In bombshell interview, Prince Harry, Duchess of Sussex talk monarchy’s prejudice, prompt divides between British royal-loyalists, denouncers

The highly-anticipated interview of Meghan, the Duchess of Sussex and Prince Harry sent shockwaves through the British and American media after the couple revealed Meghan’s experiences of racism and exclusion within the royal family.

In the two-hour special with Oprah Winfrey Mar. 7, Meghan — who is biracial — explained that during her pregnancy there were “concerns” expressed about the potential darkness of her unborn son’s skin color from within the royal institution, as well as refusals to “protect” the family from the press. Markle also revealed that she suffered from depression and had contemplated suicide, but received little support from the institution.

The revelations of bigotry and ostracism from within the royal family split opinion globally, with the British tabloid press railing against Meghan and Harry, and American fans of the royal family rallying behind the couple. The couple has previously taken legal action against the media for libel. 

As with British princesses and duchesses of eras past — Princess Diana, Harry’s mother, being the most popular — Meghan, a former actress and an American herself, has become somewhat of a starlet for American fans of royals. Still, polls have shown a drop in Meghan’s U.S. popularity after the insurgent interview.

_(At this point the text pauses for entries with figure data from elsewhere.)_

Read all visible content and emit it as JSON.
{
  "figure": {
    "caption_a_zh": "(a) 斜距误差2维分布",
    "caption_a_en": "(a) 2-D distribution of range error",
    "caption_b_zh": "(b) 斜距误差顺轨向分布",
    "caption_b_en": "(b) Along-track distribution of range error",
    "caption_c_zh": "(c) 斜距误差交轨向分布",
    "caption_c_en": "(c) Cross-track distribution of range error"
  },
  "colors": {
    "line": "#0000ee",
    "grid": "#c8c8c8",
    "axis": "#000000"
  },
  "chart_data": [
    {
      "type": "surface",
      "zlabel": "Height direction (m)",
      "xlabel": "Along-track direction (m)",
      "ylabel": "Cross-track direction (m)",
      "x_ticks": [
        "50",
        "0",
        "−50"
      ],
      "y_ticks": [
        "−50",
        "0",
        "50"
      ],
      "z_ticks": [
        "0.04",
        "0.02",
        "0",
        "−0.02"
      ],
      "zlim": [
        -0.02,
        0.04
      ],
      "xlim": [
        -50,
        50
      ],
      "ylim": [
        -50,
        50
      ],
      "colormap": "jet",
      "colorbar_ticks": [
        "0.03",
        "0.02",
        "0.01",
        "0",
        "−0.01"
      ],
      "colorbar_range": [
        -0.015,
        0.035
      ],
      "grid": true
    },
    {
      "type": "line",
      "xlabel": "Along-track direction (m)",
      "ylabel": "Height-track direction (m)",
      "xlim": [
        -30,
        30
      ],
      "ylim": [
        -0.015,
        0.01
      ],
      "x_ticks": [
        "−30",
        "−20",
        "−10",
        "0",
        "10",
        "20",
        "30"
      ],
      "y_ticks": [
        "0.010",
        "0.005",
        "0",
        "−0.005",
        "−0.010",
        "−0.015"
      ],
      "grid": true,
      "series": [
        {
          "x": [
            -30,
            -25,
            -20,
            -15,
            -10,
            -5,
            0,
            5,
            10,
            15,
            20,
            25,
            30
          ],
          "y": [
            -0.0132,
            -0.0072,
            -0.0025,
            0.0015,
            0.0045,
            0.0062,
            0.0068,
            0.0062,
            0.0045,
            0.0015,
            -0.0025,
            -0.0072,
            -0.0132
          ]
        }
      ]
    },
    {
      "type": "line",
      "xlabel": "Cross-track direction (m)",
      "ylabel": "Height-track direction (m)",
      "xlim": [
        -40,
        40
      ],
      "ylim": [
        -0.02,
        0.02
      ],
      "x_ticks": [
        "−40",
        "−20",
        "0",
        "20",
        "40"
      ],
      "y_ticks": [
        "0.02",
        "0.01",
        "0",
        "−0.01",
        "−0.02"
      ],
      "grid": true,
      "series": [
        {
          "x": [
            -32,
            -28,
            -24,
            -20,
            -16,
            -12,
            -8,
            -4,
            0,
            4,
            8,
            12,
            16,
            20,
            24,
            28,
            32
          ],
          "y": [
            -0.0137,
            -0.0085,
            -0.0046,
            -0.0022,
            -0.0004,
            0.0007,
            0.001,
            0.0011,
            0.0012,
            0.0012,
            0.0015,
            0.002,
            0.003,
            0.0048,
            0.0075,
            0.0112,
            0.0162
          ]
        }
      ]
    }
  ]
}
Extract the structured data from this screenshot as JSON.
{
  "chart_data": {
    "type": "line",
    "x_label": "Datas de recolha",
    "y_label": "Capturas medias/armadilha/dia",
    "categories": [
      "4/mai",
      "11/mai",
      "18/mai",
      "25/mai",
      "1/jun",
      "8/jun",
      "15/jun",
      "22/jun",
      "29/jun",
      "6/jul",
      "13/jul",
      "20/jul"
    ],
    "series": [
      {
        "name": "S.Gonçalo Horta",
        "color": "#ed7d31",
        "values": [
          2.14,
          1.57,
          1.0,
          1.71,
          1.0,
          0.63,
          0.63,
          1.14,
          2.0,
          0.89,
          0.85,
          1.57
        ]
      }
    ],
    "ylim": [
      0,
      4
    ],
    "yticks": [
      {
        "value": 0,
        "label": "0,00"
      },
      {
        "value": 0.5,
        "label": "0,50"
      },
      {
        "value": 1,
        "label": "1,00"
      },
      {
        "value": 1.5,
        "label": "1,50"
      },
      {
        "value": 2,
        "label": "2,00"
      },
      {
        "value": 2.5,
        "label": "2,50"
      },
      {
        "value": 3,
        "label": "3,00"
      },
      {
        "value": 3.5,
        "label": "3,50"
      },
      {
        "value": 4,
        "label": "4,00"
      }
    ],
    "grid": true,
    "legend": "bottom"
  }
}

In 2019, Harry made an official statement likening the British media’s treatment of his wife to their treatment of his late mother. “Because my deepest fear is history repeating itself,” he wrote. “I lost my mother and now I watch my wife falling victim to the same powerful forces.” 

Professor of European History Tim Harris said the British media has undoubtedly been racist in its coverage of Meghan. 

“There’s no doubt about that,” Harris said. The British tabloids “just made Harry and Meghan’s life intolerable.”

In the interview, Meghan and Harry cited negative press coverage as a motivating factor in their decision to leave the United Kingdom and step back from their royal duties. Yet the bigotry they experienced also came from the royal family itself, as well as the press, as the couple discussed. 

Renee Andam ’24 said she was “not surprised” by the allegations of the royal institution’s colorism toward the couple’s son, Archie Mountbatten-Windsor, who was born May 6, 2019.

“This is the royal family, after all,” Andam said. “I was actually surprised that commenting about baby Archie’s skin color was the most racist thing they did.”

In response to the allegations, Prince William — Harry’s brother — told the media the royals are “very much not a racist family.” But the claims of racism and colorism have further stressed discourse surrounding the British legacy of colonialism. Commonwealth scholars and politicians have cited the revelations as unsurprising and reflective of royal history. 

“If someone had said to me before this interview that British monarchs (could be) racist, I would have been like, well … of course,” Sophia Saker ’23 said. “It's the pinnacle of social elitism and exclusion.” 

Harry confirmed during the interview that the racist comments did not come from his grandparents, Queen Elizabeth II and Prince Phillip. 

With Elizabeth aging and her husband in ill health, many have raised questions about the future of the royal family. People are beginning to ask: Is the Crown, which seems to many an antiquated symbol of colonialism in the modern era, bound to fall?

Harris explained that while he sees the monarchy as “obsolete and anachronistic,” he does not see the interview and the allegations of racism impacting the royal family’s status. 

“People seem to have a need to want to have a sense of adulation for a charismatic leader,” Harris said. “Not that the queen is particularly charismatic as an individual, but she's a charismatic symbol of what Britishness is.”

The royal family “survived the negative press from Princess Diana’s tragic death. Many people thought that the royal family wouldn’t survive the (public relations) nightmare of Charles and Diana’s relationship,” Andam said. “I think the royal family will be fine.”